ANTIDOTE WINS JT LEROY CASE
A jury in Manhattan this afternoon ruled for plaintiff Antidote Films International in its lawsuit charging Laura Albert, the writer behind fictitious literary star JT Leroy, with fraud. Antidote was awarded the $110,000 it paid for film options to the Leroy novel Sarah and $6,500 in punitive damages.
In a blog posting below I noted the reference to coverage in the New York Times discussing the fact that the trial has had the effect of entering the story behind the creation of the Leroy material into the public record, making it fair game for filmmakers, documentarians, writers, etc. It’s this angle that Albert addressed in this Associated Press piece running in Newsday.
Although Albert stared straight ahead when the verdict was read, and said she expected the decision, she was quick to condemn it.
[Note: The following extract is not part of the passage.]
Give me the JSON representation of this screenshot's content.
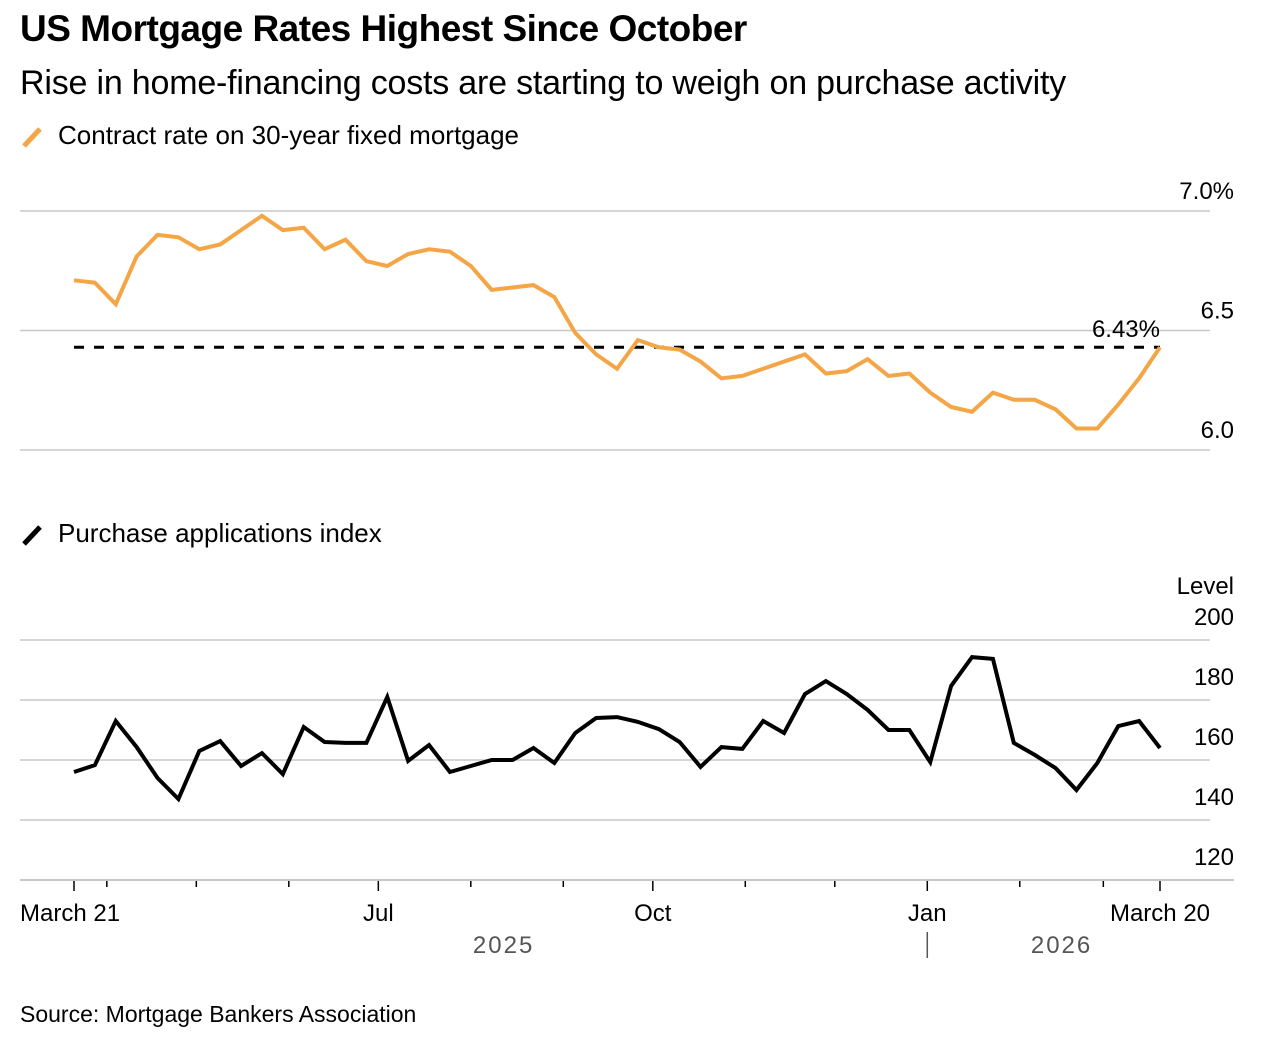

“This goes beyond me,” Albert said. “Say an artist wants to use a pseudonym for political reasons, for performance art. This is a new, dangerous brave new world we are in.” She said that Antidote had succeeded in exposing more of her life story during trial, and will try to make more money off of it.
“They made my life public domain. It’s about commerce,” she said. “They’re going to try to hijack my copyrights, which is like stealing my child.”
Whether or not the exhibits and testimony of the trial lead to the creation of new works, Antidote v. Albert has succeeded in extending the 21st century’s most fascinating literary hoax into a whole new discursive realm. While some have argued that the case is about the right of an author to create a pseudonym for him or herself (and Antidote has proposed that it’s just about the non-ability of a fictitious person to enter into legal agreements), the verdict is a step towards defining the responsibilities of the alter-ego. In an age in which many if not most people employ fictitious identities in everything from puffed-up dating profiles to Second Life avatars, Antidote v. Albert seeks to identify the responsibilities of identity — even a fictitious one.